The revived and redesigned Volkswagen Beetle was apparently one such case. Originally developed at the behest of Adolf Hitler in the late 1930s, the car later achieved astronomical sales figures in the 1960s, and became an icon of the era.
Volkswagen stopped selling the original version in the United States in the late 1970s, but continued to produce Beetles in other countries, then introduced a revived version in the 1990s. The car was a hit with many car buyers: Notably, Hillary and then-President Bill Clinton bought a redesigned Beetle for their daughter Chelsea.
But as sales slowed, Volkswagen decided to pull the plug. On Thursday, the automaker said the production of the car will end next year.
Volkswagen is not alone. Here are some other attempts by car companies to recall the past that did not last.
Volkswagen stuck with the new Beetle for roughly two decades, decades but in the end decided it was not worth keeping, as consumers continue to shift into SUVs and crossovers.

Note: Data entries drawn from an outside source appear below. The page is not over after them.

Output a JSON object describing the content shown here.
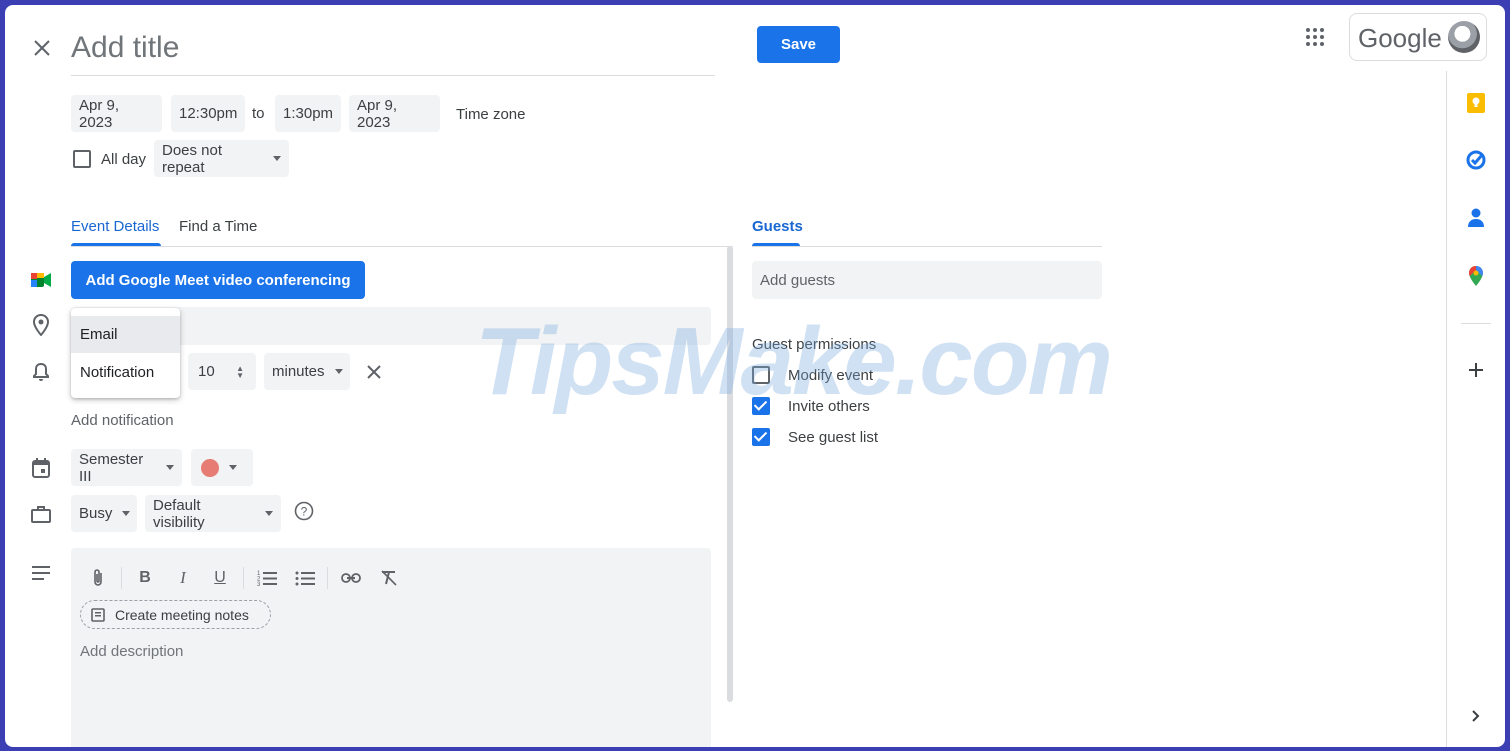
{
  "header": {
    "title_placeholder": "Add title",
    "save_label": "Save",
    "brand": "Google"
  },
  "datetime": {
    "start_date": "Apr 9, 2023",
    "start_time": "12:30pm",
    "to_label": "to",
    "end_time": "1:30pm",
    "end_date": "Apr 9, 2023",
    "timezone_label": "Time zone",
    "all_day_label": "All day",
    "repeat_value": "Does not repeat"
  },
  "tabs": {
    "event_details": "Event Details",
    "find_time": "Find a Time",
    "guests": "Guests"
  },
  "event": {
    "meet_button": "Add Google Meet video conferencing",
    "notification_type_options": [
      "Email",
      "Notification"
    ],
    "notification_amount": "10",
    "notification_unit": "minutes",
    "add_notification": "Add notification",
    "calendar_name": "Semester III",
    "calendar_color": "#e67c73",
    "busy_value": "Busy",
    "visibility_value": "Default visibility",
    "create_notes": "Create meeting notes",
    "description_placeholder": "Add description"
  },
  "guests": {
    "add_placeholder": "Add guests",
    "permissions_title": "Guest permissions",
    "permissions": [
      {
        "label": "Modify event",
        "checked": false
      },
      {
        "label": "Invite others",
        "checked": true
      },
      {
        "label": "See guest list",
        "checked": true
      }
    ]
  },
  "watermark": "TipsMake.com",
  "colors": {
    "accent": "#1a73e8",
    "chip_bg": "#f1f3f4",
    "frame": "#3b3fb3"
  }
}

The Ford Thunderbird was a coveted car in the 1950s and 60s. The Beach Boys even referred to the "T-Bird" in one of their hit songs "Fun, Fun, Fun"...
...But Ford's attempt to release an updated version in 2002 with retro styling fell flat, and the car was eventually discontinued.
Dodge has resurrected a few of its most famous nameplates, such as the Charger, the Challenger, and had tried the same approach with the Dart. The first Dart was an affordable and wildly popular car in the 1960s and 1970s, even into the 1980's...
...Fiat-Chrysler brought back the nameplate in 2013 to attract customers looking for small cars. The new Dart probably could not have been much more different from its ancestor, and the car was only in production for a few years. It ended with the 2016 model year. It was actually an underrate car that could have been successful, but the timing
The Mercury Cougar began life in 1967 as a slightly upscale stablemate to Ford's Mustang pony car. It went through several different designs over the years, and slowly morphed into more of a sedate sedan by the time it was discontinued in 1997...
...Two years later, though, Mercury brought the Cougar back with a leaner, sportier design with quirky touches, such as bulbous headlights and taillights. It was only in production for a few years before Ford discontinued it.
One of the original true muscle cars, the GTO was big, loud and fast when it was first released in the mid-1960s. It remained in production for about a decade.
Pontiac resurrected the name and slapped it on a modified version of a Monaro, a car made by General Motors' Australian Holden brand. While the redesigned GTO earned praise for its performance, the model was killed after just two years. Soon after that, GM completely ended production of all Pontiac models during its bailout by the U.S. government.
When the Taurus was first released in 1985 it was a revelation: A sedan with European styling that could be had at the price of a Ford. It was later replaced with the Ford 500.
That was a mistake, said independent auto analyst and industry veteran John Wolkonowicz. Former Ford CEO Alan Mulally pushed Ford to resurrect the Taurus nameplate.
But the revived Taurus never quite attained the cachet with consumers the original had. Ford has recently said it will discontinue the model in North America, along with nearly all of its other sedans.
Correction: An earlier version gave the wrong year for the re-release of the Thunderbird. It was in 2002.